Setiap lima tahun sekali, warga yang bermukim di area pegunungan Bromo-Semeru atau yang biasa dikenal dengan Suku Tengger menggelar ritual “Unan-Unan” untuk membersihkan desa dari roh jahat dan menyucikan alam semesta. Tradisi yang sudah dilakukan secara turun temurun tersebut untuk menjaga keharmonisan alam dan wujud rasa syukur kepada dewa dan para leluhur.

Seperti di Kecamatan Sukapura, Probolinggo, Jawa Timur, setidaknya 10 Desa yang menggelar “Unan-Unan” pada Selasa 23 April 2024. Upacara dimulai dengan menyembelih seekor kerbau, sehari sebelum ritual dilakukan. Pada puncaknya kepala, kepala kerbau ditempatkan pada ancak dan dihias sedemikian rupa dengan berbagai sesaji lain. Kepala kerbau yang dihias indah ini menjadi simbol dari pengorbanan dan harapan yang mereka bawa.
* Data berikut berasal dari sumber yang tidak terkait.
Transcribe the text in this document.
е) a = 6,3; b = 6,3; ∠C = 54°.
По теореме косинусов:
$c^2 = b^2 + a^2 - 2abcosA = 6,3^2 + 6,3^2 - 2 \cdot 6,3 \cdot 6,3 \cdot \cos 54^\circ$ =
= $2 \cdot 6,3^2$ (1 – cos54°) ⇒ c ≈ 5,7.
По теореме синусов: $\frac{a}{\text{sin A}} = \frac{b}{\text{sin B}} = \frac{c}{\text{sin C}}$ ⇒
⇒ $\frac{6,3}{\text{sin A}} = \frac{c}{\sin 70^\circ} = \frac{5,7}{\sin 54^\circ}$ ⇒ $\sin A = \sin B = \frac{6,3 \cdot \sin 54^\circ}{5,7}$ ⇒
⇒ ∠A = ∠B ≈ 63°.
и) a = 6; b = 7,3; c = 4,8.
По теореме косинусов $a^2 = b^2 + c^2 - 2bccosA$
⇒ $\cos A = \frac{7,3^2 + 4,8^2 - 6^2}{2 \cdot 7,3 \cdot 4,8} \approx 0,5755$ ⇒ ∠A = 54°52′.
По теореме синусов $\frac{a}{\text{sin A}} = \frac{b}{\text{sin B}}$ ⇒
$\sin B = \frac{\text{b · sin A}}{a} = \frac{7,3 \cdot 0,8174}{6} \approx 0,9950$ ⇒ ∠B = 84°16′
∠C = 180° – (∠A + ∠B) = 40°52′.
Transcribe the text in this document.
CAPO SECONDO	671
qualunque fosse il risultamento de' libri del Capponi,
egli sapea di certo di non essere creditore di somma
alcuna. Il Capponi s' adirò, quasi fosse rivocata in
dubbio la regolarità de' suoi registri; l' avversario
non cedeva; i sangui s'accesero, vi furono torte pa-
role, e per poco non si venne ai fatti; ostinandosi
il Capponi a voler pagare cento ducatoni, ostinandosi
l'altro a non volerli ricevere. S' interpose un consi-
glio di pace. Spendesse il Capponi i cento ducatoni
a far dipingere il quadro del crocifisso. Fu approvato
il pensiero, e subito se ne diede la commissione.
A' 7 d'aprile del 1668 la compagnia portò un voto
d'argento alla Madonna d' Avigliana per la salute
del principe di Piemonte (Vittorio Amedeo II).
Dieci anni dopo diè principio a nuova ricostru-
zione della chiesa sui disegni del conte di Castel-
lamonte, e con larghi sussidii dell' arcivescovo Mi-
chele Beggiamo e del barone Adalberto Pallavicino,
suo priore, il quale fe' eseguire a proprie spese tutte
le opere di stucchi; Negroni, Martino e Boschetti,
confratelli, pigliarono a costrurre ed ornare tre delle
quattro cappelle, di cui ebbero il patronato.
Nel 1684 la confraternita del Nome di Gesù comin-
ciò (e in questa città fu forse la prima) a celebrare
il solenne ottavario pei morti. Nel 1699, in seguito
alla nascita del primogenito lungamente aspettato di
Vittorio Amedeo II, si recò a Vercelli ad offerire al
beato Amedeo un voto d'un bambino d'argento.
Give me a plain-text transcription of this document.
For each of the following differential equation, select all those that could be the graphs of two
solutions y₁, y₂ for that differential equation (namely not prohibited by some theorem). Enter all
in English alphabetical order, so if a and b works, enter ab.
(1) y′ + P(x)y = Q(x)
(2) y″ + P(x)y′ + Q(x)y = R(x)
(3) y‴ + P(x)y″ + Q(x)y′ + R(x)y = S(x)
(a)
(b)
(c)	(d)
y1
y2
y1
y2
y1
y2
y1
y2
Para warga Tengger kemudian mengarak ancak yang memuat sajen tersebut menuju sanggar pamujan, tempat peribadatan yang menjadi pusat ritual. Di sana, doa-doa dipanjatkan, harapan diungkapkan, dan ikatan dengan alam serta leluhur diperkuat.

Ritual Unan-unan, merupakan sebuah warisan leluhur yang dilaksanakan setiap lima tahun sekali, di tahun yang Suku Tengger sebut sebagai ‘Landung’. Ini adalah penanda penting dalam kalender mereka yang terdiri dari 13 bulan, sebuah sistem waktu yang unik dan menggambarkan hubungan khusus mereka dengan alam.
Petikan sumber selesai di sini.